Bureaucratic and patrimonial theories of organized crime tend to miss the history and mobility of crime groups integrating into and organizing with legitimate society. The network property of multiplexity–when more than one type of relationship exists between a pair of actors–offers a theoretical and empirical in-road to analyzing overlapping relationships of seemingly disparate social spheres. Using the historical case of organized crime in Chicago and a unique relational database coded from more than 5,000 pages of archival documents, we map the web of multiplex relationships among bootleggers, politicians, union members, businessmen, families, and friends. We analyze the overlap of criminal, personal, and legitimate networks containing 1,030 individuals and 3,726 mutual dyads between them. Multiplexity was rare in these data as only 10 percent of the mutual dyads contained multiplex ties. However, results from bivariate exponential random graph models demonstrate that multiplexity was a relevant structural property binding the three networks together. Even among our sample of criminals, we find dependencies between the criminal and personal networks and the criminal and legitimate networks. Though not pervasive, multiplexity glued these worlds of organized crime together above and beyond the personalities of famous gangsters, ethnic homophily, and other endogenous network processes.

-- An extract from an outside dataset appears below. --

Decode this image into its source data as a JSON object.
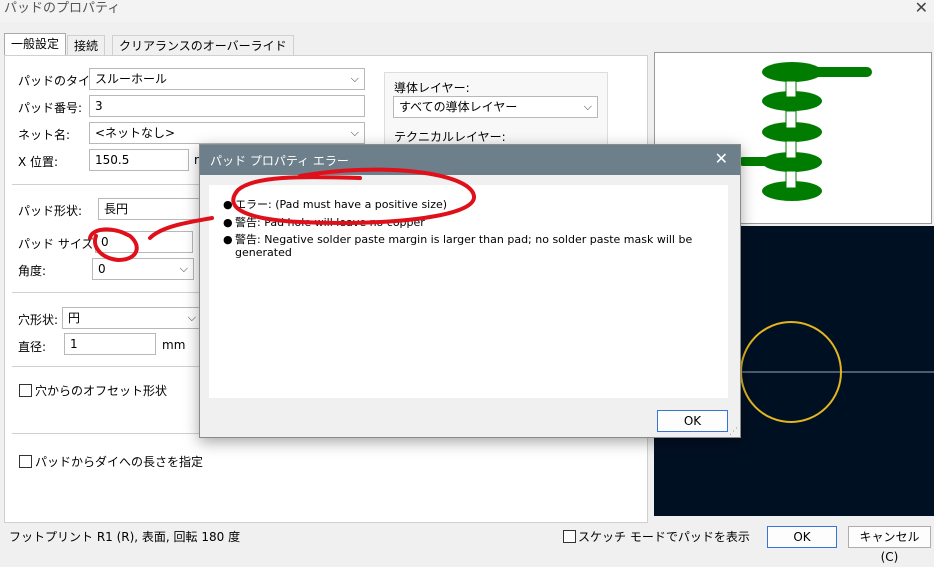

An early sole-authored version of this paper received 2nd place in the Gene Carte Student Paper Award from the American Society of Criminology in 2013.
Papachristos, Andrew V., and Chris M. Smith. 2014. “The Embedded and Multiplex Nature of Al Capone.” Pp. 97-115 in Crime and Networks, edited by C. Morselli. New York: Routledge.
Al Capone’s organized crime syndicate of Prohibition era Chicago continues to fascinate the general public as well as scholars. Historical research tends to focus on Capone’s criminal organization as a group or a hierarchy. This study challenges a group-bounded approach to organized crime by analyzing the criminal, personal, and legitimate worlds surrounding organized crime individuals. At the empirical heart of this study is a unique relational database created by coding more than 3,000 pages of primary documents pertaining to early 1900s organized crime. Employing the tools of social network analysis, Papachristos and Smith find that Prohibition era organized crime comprised multiple networks overlapping through the properties of embeddedness and multiplexity. This multiple network approach reveals the ways in which crime spills into and intersects with legitimate social institutions.
Piquette, Jenny C., Chris M. Smith, and Andrew V. Papachristos. 2014. “Social Network Analysis of Urban Street Gangs.” Pp. 4981-91 in Encyclopedia of Criminology and Criminal Justice, edited by G. Bruinsma and D. Weisburd. New York: Springer.
This entry synthesizes the current state of network-related research on street gangs around the themes of network structure, network action, and network location. At their core, street gangs are social networks created by the coming together, socializing, and interacting of individuals in particular times and in particular places. The employment of social network analysis has the potential to examine patterns of interaction among gang members and gangs, illuminate structural variation across gangs, and measure the influence of gang networks on individual action. This entry includes an overview of social network analysis, suggestions and directions for future gang network research, a discussion of limitations, and a vision for how a social network approach to gangs might inform theory, research, and practice.